Sabemos que Francia ha sido a menudo un laboratorio político que anticipó tendencias, crisis y crisis. La derrota francesa ante la Alemania de Bismarck en la devastadora guerra de 1870 que condujo a la Comuna y la guerra civil que siguió dejaron una marca permanente en una nación humillada. Es en este contexto donde se desarrolla la parábola de Antoine Manca-Amat de Vallombrosa, marqués de Morès (1858 – 1896), contada por Sergio Luzzatto en Il primo fascista (Einaudi, páginas 518, euro 32).
Mores, de origen mayoritariamente noble, su juventud en los colegios jesuitas, donde había un fuerte antisemitismo, luego en el ejército, donde alimentó un deseo muy fuerte de venganza contra Alemania, encarnó muy pronto muchas de las furias que luego se desarrollarían plenamente en el siglo XX. Todo ello aderezado, sin embargo, con algunas de las virtudes de un líder popular, capaz de combinar brutalidad y elegancia, tradición y retórica callejera. Aunque evidentemente nunca utilizó la palabra fascismo.

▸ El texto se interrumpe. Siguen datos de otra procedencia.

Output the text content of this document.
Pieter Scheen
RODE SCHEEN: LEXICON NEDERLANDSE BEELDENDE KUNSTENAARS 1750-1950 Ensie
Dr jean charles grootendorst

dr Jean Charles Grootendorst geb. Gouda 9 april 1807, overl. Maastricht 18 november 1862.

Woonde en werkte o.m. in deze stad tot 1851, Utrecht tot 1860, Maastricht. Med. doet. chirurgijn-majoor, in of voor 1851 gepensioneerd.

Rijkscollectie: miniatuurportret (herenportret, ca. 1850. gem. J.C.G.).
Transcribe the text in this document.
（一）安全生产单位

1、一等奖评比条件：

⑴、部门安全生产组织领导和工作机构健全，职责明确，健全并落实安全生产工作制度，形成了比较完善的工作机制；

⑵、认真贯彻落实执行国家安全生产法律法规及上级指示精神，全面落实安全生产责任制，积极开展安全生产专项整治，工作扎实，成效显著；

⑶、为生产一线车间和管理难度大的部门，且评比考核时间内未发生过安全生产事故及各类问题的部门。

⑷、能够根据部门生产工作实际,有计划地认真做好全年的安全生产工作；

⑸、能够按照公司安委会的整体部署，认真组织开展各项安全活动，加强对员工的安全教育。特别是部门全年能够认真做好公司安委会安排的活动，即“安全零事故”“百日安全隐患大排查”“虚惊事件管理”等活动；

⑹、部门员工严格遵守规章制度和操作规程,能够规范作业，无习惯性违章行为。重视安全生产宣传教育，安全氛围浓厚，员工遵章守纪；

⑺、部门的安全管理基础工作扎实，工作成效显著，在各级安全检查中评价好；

Morès se formó como supremacista blanco lejos de Francia, en las praderas del Lejano Oeste y en la jungla de Indochina, en pos del mito modernista del ferrocarril (y su negocio). Luego, de regreso a casa, se presenta como el marqués socialista de un socialismo antisionista que ve a Morès entre las personalidades ocultas detrás del caso Dreyfus. Soñaba con una alianza islámico-cristiana contra el sionismo, pero fue masacrado en las arenas del Sahara por los tuaregs a los que quería implicar en su proyecto. Nació una leyenda, negra, que con el tiempo iría ganando adeptos.
Por así decirlo, bajo la República de Vichy, en una Francia una vez más humillada, se convirtió en representante de la “carrera de los líderes, de los campeones, de los que abren el camino pagando personalmente”. Luego la historia retomó su curso y la democracia regresó, empujándolo a los márgenes de la historia.